- From: Adam Langley <agl@google.com>
- Date: Tue, 14 Jan 2014 15:08:22 -0500
- To: public-webappsec@w3.org
Current examples seem to be using a single hash to authenticate a whole resource. However, that requires that the whole resource be buffered before any of it can be used. This extra latency might well outweigh any performance benefits that one might wish to gain by using integrity. This problem isn't fundamental. If we split the resource into chunks then we have long known how to authenticate a number of objects with a single hash using a Merkle tree. Consider a binary tree where the leaves are hashes of chunks and the interior nodes are hashes of their children. (For details, see http://tools.ietf.org/html/rfc6962#section-2.1 or many other sources.) Given a Merkle tree, each chunk in the resource can be proceeded by a logarithmic number of hashes which give all the missing nodes up the tree to the root and, by second-preimage resistance, a single hash in the source document can authenticate any chunk-aligned subset of the resource.
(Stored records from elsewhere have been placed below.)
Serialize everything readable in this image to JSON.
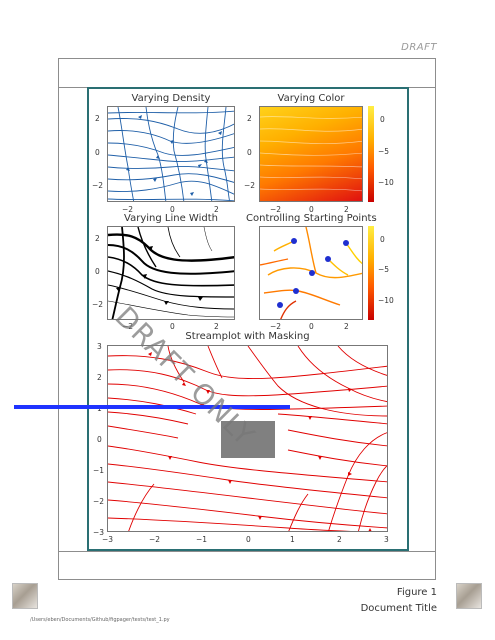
{
  "header": {
    "draft_label": "DRAFT"
  },
  "watermark": "DRAFT ONLY",
  "figure": {
    "label": "Figure 1",
    "title": "Document Title",
    "source_path": "/Users/eben/Documents/Github/figpager/tests/test_1.py"
  },
  "colors": {
    "frame": "#2a6f73",
    "blue_stream": "#1f5fa8",
    "red_stream": "#e00000",
    "black_stream": "#000000",
    "start_point": "#1f2fd0",
    "blue_bar": "#1f33ff",
    "mask": "#808080"
  },
  "plots": {
    "density": {
      "title": "Varying Density",
      "xticks": [
        "−2",
        "0",
        "2"
      ],
      "yticks": [
        "2",
        "0",
        "−2"
      ]
    },
    "color": {
      "title": "Varying Color",
      "xticks": [
        "−2",
        "0",
        "2"
      ],
      "yticks": [
        "2",
        "0",
        "−2"
      ],
      "colorbar_ticks": [
        "0",
        "−5",
        "−10"
      ]
    },
    "linewidth": {
      "title": "Varying Line Width",
      "xticks": [
        "−2",
        "0",
        "2"
      ],
      "yticks": [
        "2",
        "0",
        "−2"
      ]
    },
    "start": {
      "title": "Controlling Starting Points",
      "xticks": [
        "−2",
        "0",
        "2"
      ],
      "colorbar_ticks": [
        "0",
        "−5",
        "−10"
      ]
    },
    "masking": {
      "title": "Streamplot with Masking",
      "xticks": [
        "−3",
        "−2",
        "−1",
        "0",
        "1",
        "2",
        "3"
      ],
      "yticks": [
        "3",
        "2",
        "1",
        "0",
        "−1",
        "−2",
        "−3"
      ]
    }
  }
}
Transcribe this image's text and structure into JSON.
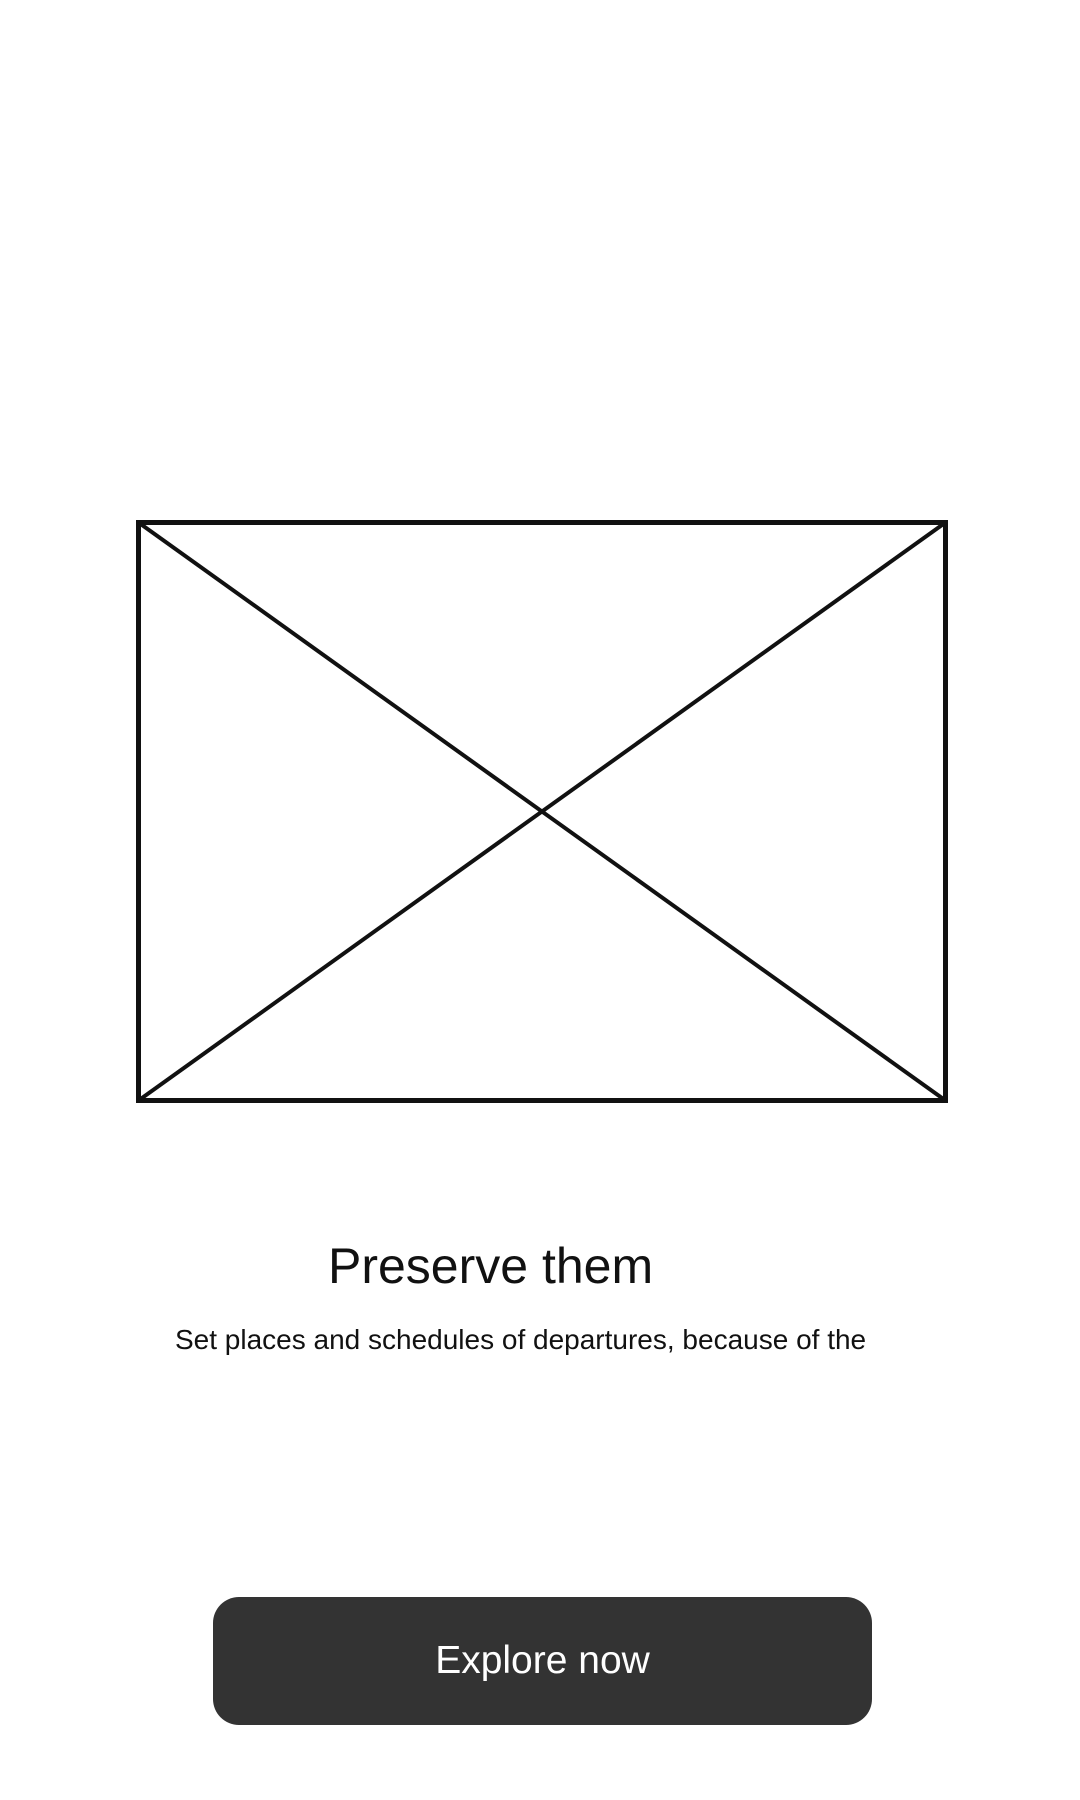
{
  "onboarding": {
    "title": "Preserve them",
    "description": "Set places and schedules of departures, because of the",
    "cta_label": "Explore now"
  },
  "hero": {
    "icon": "image-placeholder-icon",
    "stroke_color": "#111111"
  },
  "colors": {
    "background": "#ffffff",
    "button_background": "#333333",
    "button_text": "#ffffff",
    "text": "#111111"
  }
}
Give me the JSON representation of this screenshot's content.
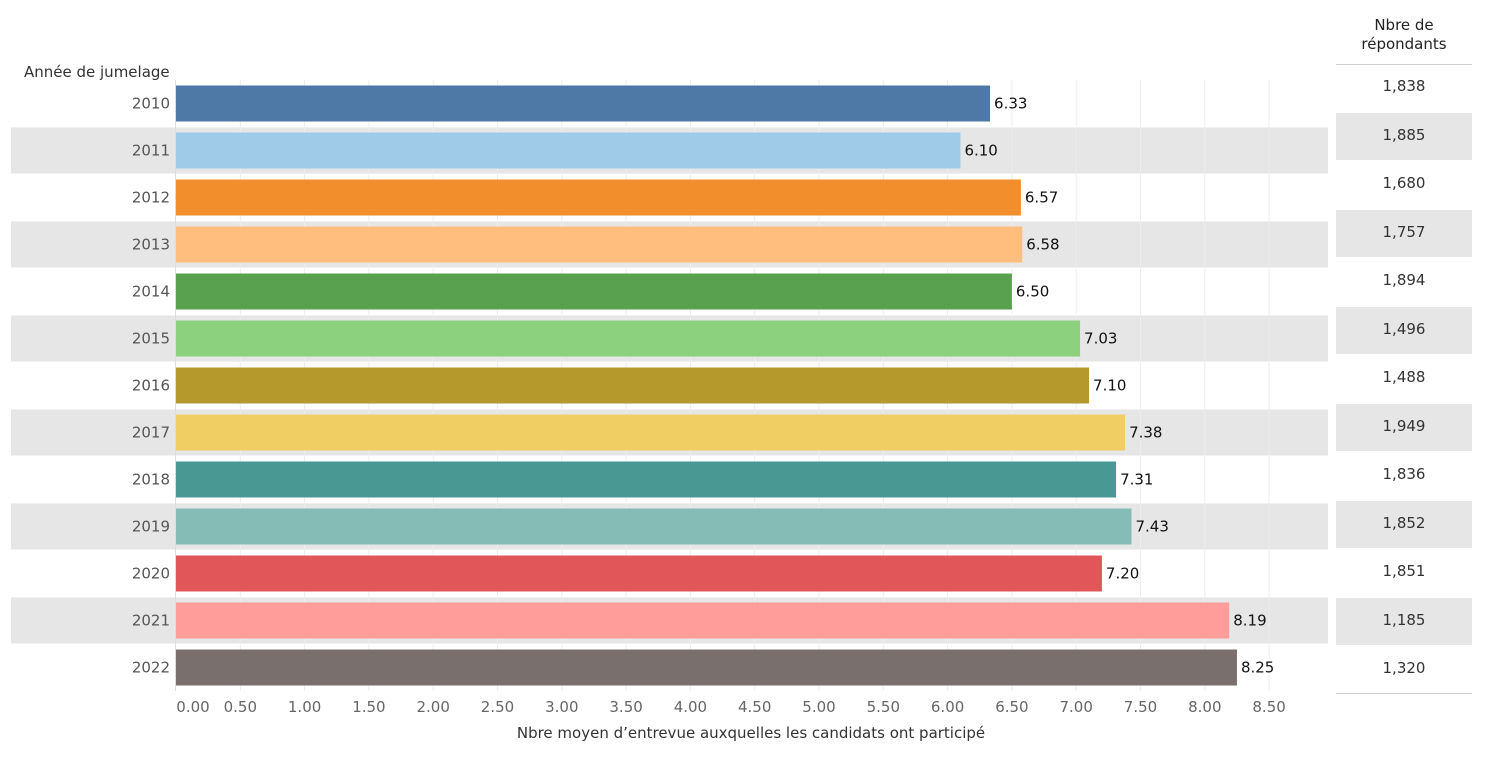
{
  "chart_data": {
    "type": "bar",
    "orientation": "horizontal",
    "y_axis_title": "Année de jumelage",
    "xlabel": "Nbre moyen d’entrevue auxquelles les candidats ont participé",
    "xlim": [
      0,
      9.0
    ],
    "x_ticks": [
      "0.00",
      "0.50",
      "1.00",
      "1.50",
      "2.00",
      "2.50",
      "3.00",
      "3.50",
      "4.00",
      "4.50",
      "5.00",
      "5.50",
      "6.00",
      "6.50",
      "7.00",
      "7.50",
      "8.00",
      "8.50"
    ],
    "grid": true,
    "alternating_row_shading": true,
    "categories": [
      "2010",
      "2011",
      "2012",
      "2013",
      "2014",
      "2015",
      "2016",
      "2017",
      "2018",
      "2019",
      "2020",
      "2021",
      "2022"
    ],
    "values": [
      6.33,
      6.1,
      6.57,
      6.58,
      6.5,
      7.03,
      7.1,
      7.38,
      7.31,
      7.43,
      7.2,
      8.19,
      8.25
    ],
    "value_labels": [
      "6.33",
      "6.10",
      "6.57",
      "6.58",
      "6.50",
      "7.03",
      "7.10",
      "7.38",
      "7.31",
      "7.43",
      "7.20",
      "8.19",
      "8.25"
    ],
    "colors": [
      "#4e79a7",
      "#a0cbe8",
      "#f28e2b",
      "#ffbe7d",
      "#59a14f",
      "#8cd17d",
      "#b6992d",
      "#f1ce63",
      "#499894",
      "#86bcb6",
      "#e15759",
      "#ff9d9a",
      "#79706e"
    ]
  },
  "respondents": {
    "header": [
      "Nbre de",
      "répondants"
    ],
    "values": [
      "1,838",
      "1,885",
      "1,680",
      "1,757",
      "1,894",
      "1,496",
      "1,488",
      "1,949",
      "1,836",
      "1,852",
      "1,851",
      "1,185",
      "1,320"
    ]
  }
}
The chunk size is the amount of data that must be buffered before being processed. A smaller chunk means lower latency, but more overhead. For resources that aren't accessed with Range requests, we can simplify things a little by assuming that it'll always be received in order. Rather than a balanced binary tree for the Merkle tree, the tree can be made completely unbalanced. Specifically, the left child of every node is a data chunk and the right node (if any) is an interior node. This means that the root hash covers the first chunk and the next interior node. If the second chunk is preceded by this interior node, and so on, then the whole file is secured with only a single hash per chunk. Both of the above require that the resource data itself be altered to add extra data. This means that a resource suitable for integrity cannot be used without it and vice versa. If this is unacceptable in some cases then it's very easy to put a number of hashes straight into the HTML: all the interior nodes of a Merkle tree could be given. The downside is that a large amount of hash data might delay loading of the remainder of the HTML. In short, this means that the attribute should be something like: integrity="8192;unbalanced;progressive;sha-256;6b4j122..." I.e. it contains the chunk size, the tree shape, whether the hashes are inline in the HTML or loaded progressively in the resource data, the hash function and the data itself. (I'm not trying to propose a concrete syntax.) Cheers AGL
Received on Tuesday, 14 January 2014 20:09:10 UTC